How to Know if a Reverse Mortgage is Right for You

Getting a reverse mortgage can be a big step for a homeowner and is often considered as something “exotic” – at least compared to traditional mortgages. In addition, there are several factors you will need to consider before signing on the dotted line.  This includes checking if there is a better option, how it will affect the plans for your estate, and even how long you want to remain in your home. Here are some insights on how to know if a reverse mortgage is right for you.

Is There a Better Option?

These loans are used to tap into the equity you’ve built up in your home with the monthly payments tied to a traditional home equity loan. So, on the surface, this might seem like a very good option. However, closing costs for a can be higher than traditional loans and you will need to meet underwriting criteria regarding how much you currently owe compared to the value of your home.

While this might keep some people from choosing a reverse mortgage, the program also has its advantages. For example, you won’t need to make any principal and interest payments as long the home remains your primary residence. In addition, you won’t have the tax implications tied to an outright sale of your home. If you are feeling overwhelmed by the permutations, let’s break it down into two simple questions.  First, which option can get you the money you need?  Second, how much will it cost? The answers will help to determine your view on the loan programs for homeowners 62 and older.

How Will You Repay the Loan?

Even though a reverse mortgage essentially freezes your mortgage payment until you sell your home, it will need to be repaid eventually.  Compare this to a traditional home equity line of credit, which you will need to service (i.e. repay) during the life of the loan. As such, determining what is right for you will depend on your ability to repay the “loan”. For those who have adequate income, they might want to consider a traditional home equity line. But then again why would they when a reverse mortgage allows a borrower to bank the cash that would be used to pay the bank. In addition, most reverse mortgages are “non-recourse” loans. This means that if the sale price of the home is less than what is owed that the bank can’t go after the borrower or their estate for the balance.

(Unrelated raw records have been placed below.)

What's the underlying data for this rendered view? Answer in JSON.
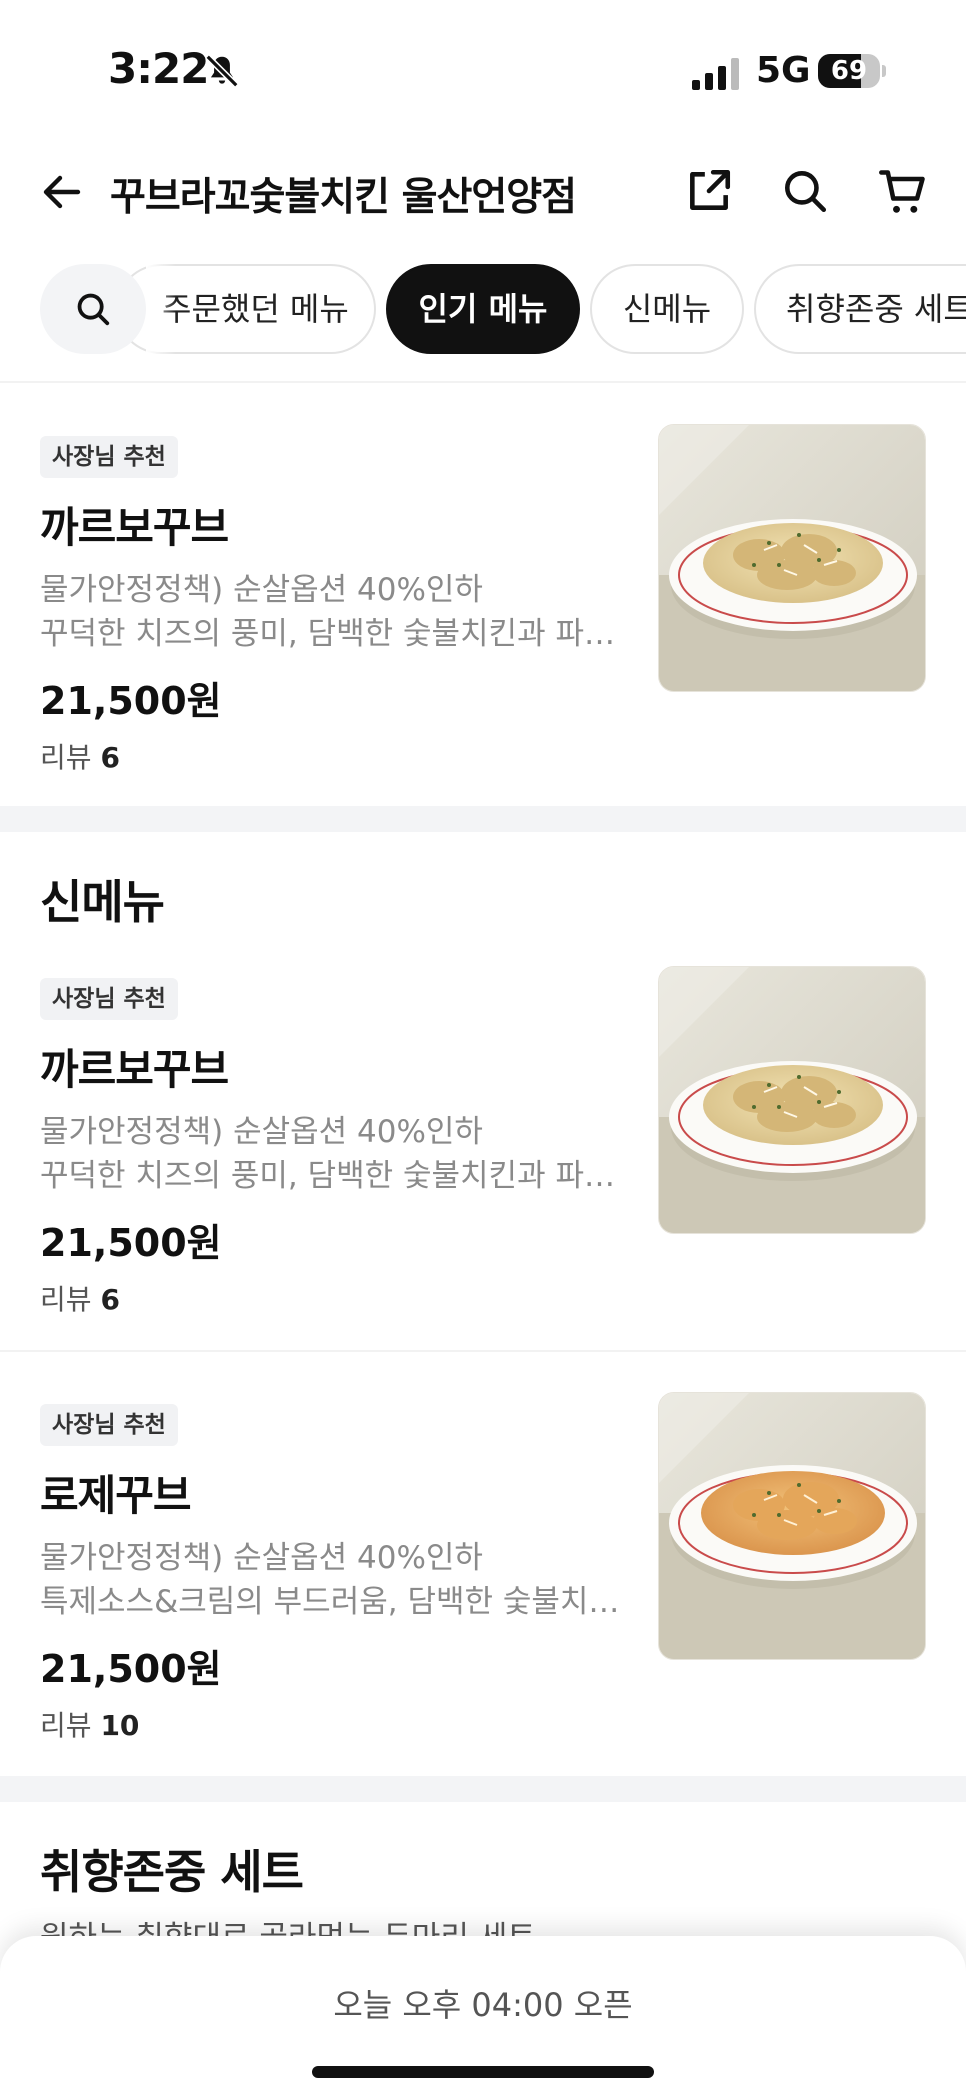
{
  "status_bar": {
    "time": "3:22",
    "network": "5G",
    "battery": "69",
    "battery_level": 0.69
  },
  "header": {
    "title": "꾸브라꼬숯불치킨 울산언양점",
    "back_icon": "arrow-left-icon",
    "share_icon": "share-icon",
    "search_icon": "search-icon",
    "cart_icon": "cart-icon"
  },
  "tabs": [
    {
      "label": "주문했던 메뉴",
      "active": false
    },
    {
      "label": "인기 메뉴",
      "active": true
    },
    {
      "label": "신메뉴",
      "active": false
    },
    {
      "label": "취향존중 세트",
      "active": false
    }
  ],
  "popular": {
    "items": [
      {
        "badge": "사장님 추천",
        "name": "까르보꾸브",
        "desc1": "물가안정정책) 순살옵션 40%인하",
        "desc2": "꾸덕한 치즈의 풍미, 담백한 숯불치킨과 파…",
        "price": "21,500원",
        "review_label": "리뷰",
        "review_count": "6"
      }
    ]
  },
  "new_menu": {
    "title": "신메뉴",
    "items": [
      {
        "badge": "사장님 추천",
        "name": "까르보꾸브",
        "desc1": "물가안정정책) 순살옵션 40%인하",
        "desc2": "꾸덕한 치즈의 풍미, 담백한 숯불치킨과 파…",
        "price": "21,500원",
        "review_label": "리뷰",
        "review_count": "6"
      },
      {
        "badge": "사장님 추천",
        "name": "로제꾸브",
        "desc1": "물가안정정책) 순살옵션 40%인하",
        "desc2": "특제소스&크림의 부드러움, 담백한 숯불치…",
        "price": "21,500원",
        "review_label": "리뷰",
        "review_count": "10"
      }
    ]
  },
  "set_section": {
    "title": "취향존중 세트",
    "subtitle": "원하는 취향대로 골라먹는 두마리 세트"
  },
  "bottom_bar": {
    "label": "오늘 오후 04:00 오픈"
  }
}
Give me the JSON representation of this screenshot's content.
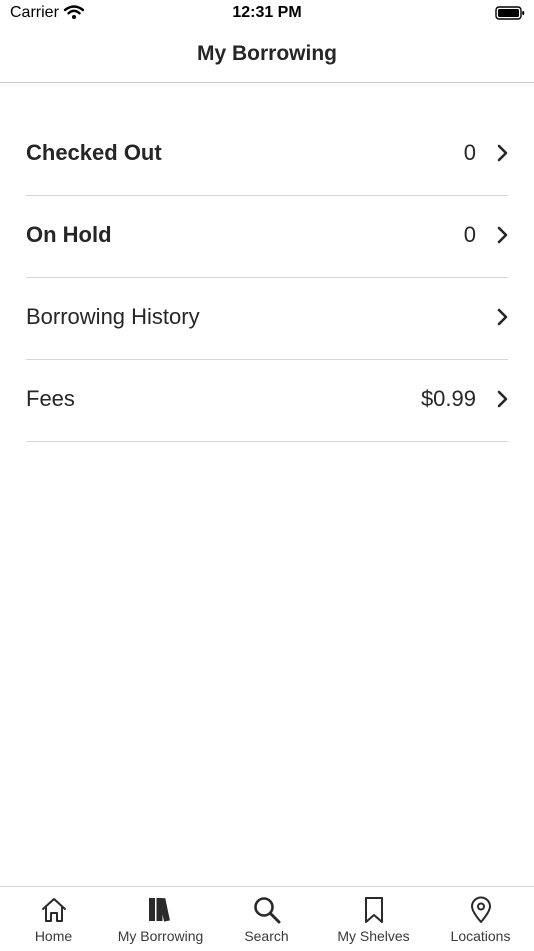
{
  "status_bar": {
    "carrier": "Carrier",
    "time": "12:31 PM"
  },
  "nav": {
    "title": "My Borrowing"
  },
  "rows": [
    {
      "label": "Checked Out",
      "value": "0"
    },
    {
      "label": "On Hold",
      "value": "0"
    },
    {
      "label": "Borrowing History",
      "value": ""
    },
    {
      "label": "Fees",
      "value": "$0.99"
    }
  ],
  "tabs": [
    {
      "label": "Home",
      "icon": "home-icon"
    },
    {
      "label": "My Borrowing",
      "icon": "books-icon"
    },
    {
      "label": "Search",
      "icon": "search-icon"
    },
    {
      "label": "My Shelves",
      "icon": "bookmark-icon"
    },
    {
      "label": "Locations",
      "icon": "location-pin-icon"
    }
  ],
  "colors": {
    "text": "#262626",
    "divider": "#d6d6d6"
  }
}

Do You Want to Pay Off Your First Mortgage Today?

When it comes to reverse mortgages, you will need to payoff your first mortgage (and any second mortgages) with the proceeds of the loan. This is not negotiable as a key provision of these loans is that it will replace any existing loans on your home. However, this doesn’t mean that you will be out of pocket as the remaining balance on your current loan is not available to you via other mortgage options either. As such, the decision really comes down to how much you currently owe on your home and how much it is worth in today’s market. Keep in mind that if you treat your reverse mortgage as a line of credit some lenders will allow you to increase the loan amount, within limits, if the value of your home continues to increase.

Is Your Home Your Only Asset?

For today’s retirees, it is the best of times and it is the worst of times. Sure, the “Great Recession” was nowhere near as bad as the “Great Depression” but the generation that came before the Baby Boomers largely had the benefit of long-term employment, generous pensions, Social Security, and lastly, they knew how to save. Contrast this with the plight of Baby Boomers and subsequent generations many of whom do not have an employer pension, are saddled with tremendous debt and have serious questions about whether Social Security will be there for them when they need it.

For many, their only saving grace in retirement is their home.  In this case, getting a reverse mortgage can help tap into the equity while foregoing paying back the loan immediately. Not only does this give the borrower the cash they need today but they also have the option to use some of this cash to invest for their future.  While a borrower could do this with a more traditional loan, it is harder to do when you need to make a monthly loan payment.

Is a reverse mortgage right for you? The answer really comes to down to where it is the best option for you is, how you will repay the loan, what you want to do with your existing mortgage, and whether your home is your only asset.